# Why no Xorg option?



## astouffer (Jan 25, 2011)

Why does the installer no longer have the option of installing Xorg along with the base system? In previous versions this was available. After the installer finished and I rebooted I tried using sysinstall to install Xorg. It was not successful because there is not a clearly labeled package, maybe call it Xorg-base? Installing the servers and clients fails because it does't get all the libs and default X apps. Maybe installing some window managers will work because they need Xorg as a dependency. No luck there, they install even without Xorg. A bit of googling from another computer led me to handbook saying "pkg_add -r xorg" which finally did work.

Now Xorg itself has some issues. Who thinks that X displaying a solid black screen is a good indication of correct video settings? For the longest time I thought something was broken until the -retro option was used. I can do this so called "test" myself by turning the monitor off.

Now that X was working I found the keyboard and mouse were not. A bit more googling revealed the AllowEmptyInput option had to be turned off. If this option should always be off then why is it on by default?

I have not run FreeBSD since the version 4 or 5 days but this 8.1 release is not nearly as smooth as previous versions.


----------



## Beastie (Jan 25, 2011)

Welcome to the forums.



			
				astouffer said:
			
		

> Why does the installer no longer have the option of installing Xorg along with the base system?

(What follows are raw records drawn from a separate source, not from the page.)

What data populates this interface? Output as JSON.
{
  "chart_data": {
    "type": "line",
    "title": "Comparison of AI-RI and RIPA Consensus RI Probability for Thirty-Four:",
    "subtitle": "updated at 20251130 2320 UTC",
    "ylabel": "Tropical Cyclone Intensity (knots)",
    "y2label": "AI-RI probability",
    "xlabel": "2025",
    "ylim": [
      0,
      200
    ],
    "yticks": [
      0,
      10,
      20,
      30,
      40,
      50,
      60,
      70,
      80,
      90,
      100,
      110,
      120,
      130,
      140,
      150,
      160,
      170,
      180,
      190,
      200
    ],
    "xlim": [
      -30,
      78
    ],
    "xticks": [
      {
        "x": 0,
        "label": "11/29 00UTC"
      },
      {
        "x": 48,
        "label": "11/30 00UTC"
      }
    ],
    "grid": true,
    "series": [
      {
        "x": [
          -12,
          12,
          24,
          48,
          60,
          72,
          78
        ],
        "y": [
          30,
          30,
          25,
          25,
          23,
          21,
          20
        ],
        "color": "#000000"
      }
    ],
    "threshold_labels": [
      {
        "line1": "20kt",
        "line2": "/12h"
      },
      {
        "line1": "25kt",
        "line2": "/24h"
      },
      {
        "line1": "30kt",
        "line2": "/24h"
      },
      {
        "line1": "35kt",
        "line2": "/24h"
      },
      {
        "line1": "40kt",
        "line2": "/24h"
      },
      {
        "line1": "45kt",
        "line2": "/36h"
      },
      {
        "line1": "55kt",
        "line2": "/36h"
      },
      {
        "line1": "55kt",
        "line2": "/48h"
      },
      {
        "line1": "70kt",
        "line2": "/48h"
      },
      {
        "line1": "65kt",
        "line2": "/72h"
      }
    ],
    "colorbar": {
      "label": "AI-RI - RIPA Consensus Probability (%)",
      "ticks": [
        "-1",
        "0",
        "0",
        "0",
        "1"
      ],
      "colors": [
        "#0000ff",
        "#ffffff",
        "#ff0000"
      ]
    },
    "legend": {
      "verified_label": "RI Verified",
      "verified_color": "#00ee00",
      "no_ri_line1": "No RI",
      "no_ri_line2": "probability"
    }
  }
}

Maybe because there are no more software packages on *disc1*.
It may fetch it from the FTP servers I guess, but sysinstall is being replaced as we speak so it's probably not worth fixing anymore.



			
				astouffer said:
			
		

> Who thinks that X displaying a solid black screen is a good indication of correct video settings? For the longest time I thought something was broken until the -retro option was used.


This forum is probably not the best place to report this. Maybe you could ask them instead.



			
				astouffer said:
			
		

> I can do this so called "test" myself by turning the monitor off.


What?



			
				astouffer said:
			
		

> I have not run FreeBSD since the version 4 or 5 days but this 8.1 release is not nearly as smooth as previous versions.

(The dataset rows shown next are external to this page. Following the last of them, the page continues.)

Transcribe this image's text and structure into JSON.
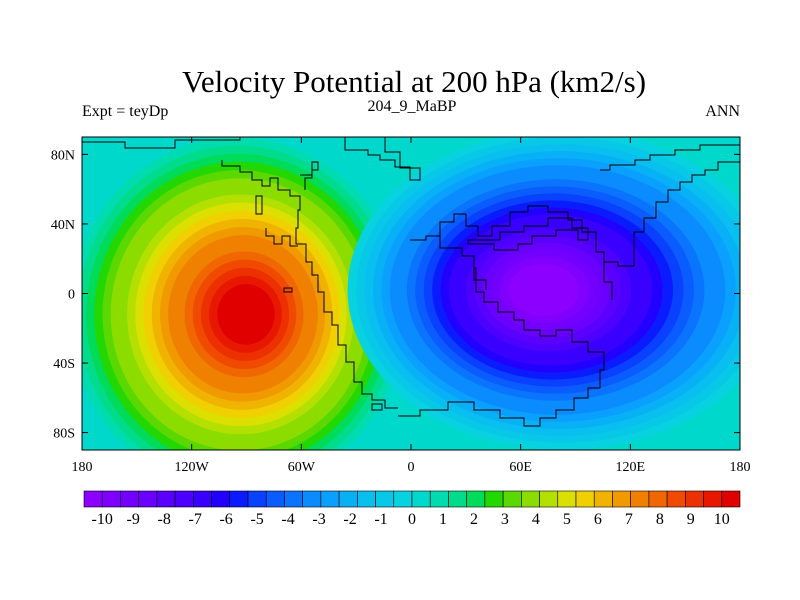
{
  "chart_data": {
    "type": "heatmap",
    "title": "Velocity Potential at 200 hPa (km2/s)",
    "subtitle_left": "Expt = teyDp",
    "subtitle_center": "204_9_MaBP",
    "subtitle_right": "ANN",
    "x_range": [
      -180,
      180
    ],
    "y_range": [
      -90,
      90
    ],
    "x_ticks": [
      {
        "value": -180,
        "label": "180"
      },
      {
        "value": -120,
        "label": "120W"
      },
      {
        "value": -60,
        "label": "60W"
      },
      {
        "value": 0,
        "label": "0"
      },
      {
        "value": 60,
        "label": "60E"
      },
      {
        "value": 120,
        "label": "120E"
      },
      {
        "value": 180,
        "label": "180"
      }
    ],
    "y_ticks": [
      {
        "value": 80,
        "label": "80N"
      },
      {
        "value": 40,
        "label": "40N"
      },
      {
        "value": 0,
        "label": "0"
      },
      {
        "value": -40,
        "label": "40S"
      },
      {
        "value": -80,
        "label": "80S"
      }
    ],
    "colorbar": {
      "min": -10.5,
      "max": 10.5,
      "step": 0.5,
      "labels": [
        "-10",
        "-9",
        "-8",
        "-7",
        "-6",
        "-5",
        "-4",
        "-3",
        "-2",
        "-1",
        "0",
        "1",
        "2",
        "3",
        "4",
        "5",
        "6",
        "7",
        "8",
        "9",
        "10"
      ],
      "colors": [
        "#8b00ff",
        "#7f00ff",
        "#7300ff",
        "#6a00ff",
        "#5a00ff",
        "#4c00ff",
        "#3a00ff",
        "#2200ff",
        "#0a1cff",
        "#0a40ff",
        "#0a5cff",
        "#0a74ff",
        "#0a8cff",
        "#0aa0ff",
        "#08b0f5",
        "#08bff0",
        "#08c8e8",
        "#08d2e0",
        "#00d8cc",
        "#00dcb0",
        "#00dc8c",
        "#00dc5a",
        "#22d800",
        "#5ad800",
        "#8cdc00",
        "#b4e000",
        "#dce000",
        "#f0d000",
        "#f0b400",
        "#f09a00",
        "#f08000",
        "#f06600",
        "#f04a00",
        "#ec3000",
        "#e81800",
        "#e00000"
      ]
    },
    "field_centers": [
      {
        "name": "maximum",
        "lon": -90,
        "lat": -12,
        "value": 10.3
      },
      {
        "name": "minimum",
        "lon": 72,
        "lat": 2,
        "value": -10.2
      }
    ]
  }
}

I haven't noticed. Could you be a little more specific? Like what "smooth" means, which part is/isn't, etc.


----------



## wblock@ (Jan 25, 2011)

astouffer said:
			
		

> Now Xorg itself has some issues. Who thinks that X displaying a solid black screen is a good indication of correct video settings?



It's not, it's just the result of running X.  As to the default background changing, you should check with the X.org people.



> Now that X was working I found the keyboard and mouse were not. A bit more googling revealed the AllowEmptyInput option had to be turned off. If this option should always be off then why is it on by default?



It should never be off, it's a long-propagated mistake based on a misunderstanding: AllowEmptyInput, FreeBSD, and Xorg Input


----------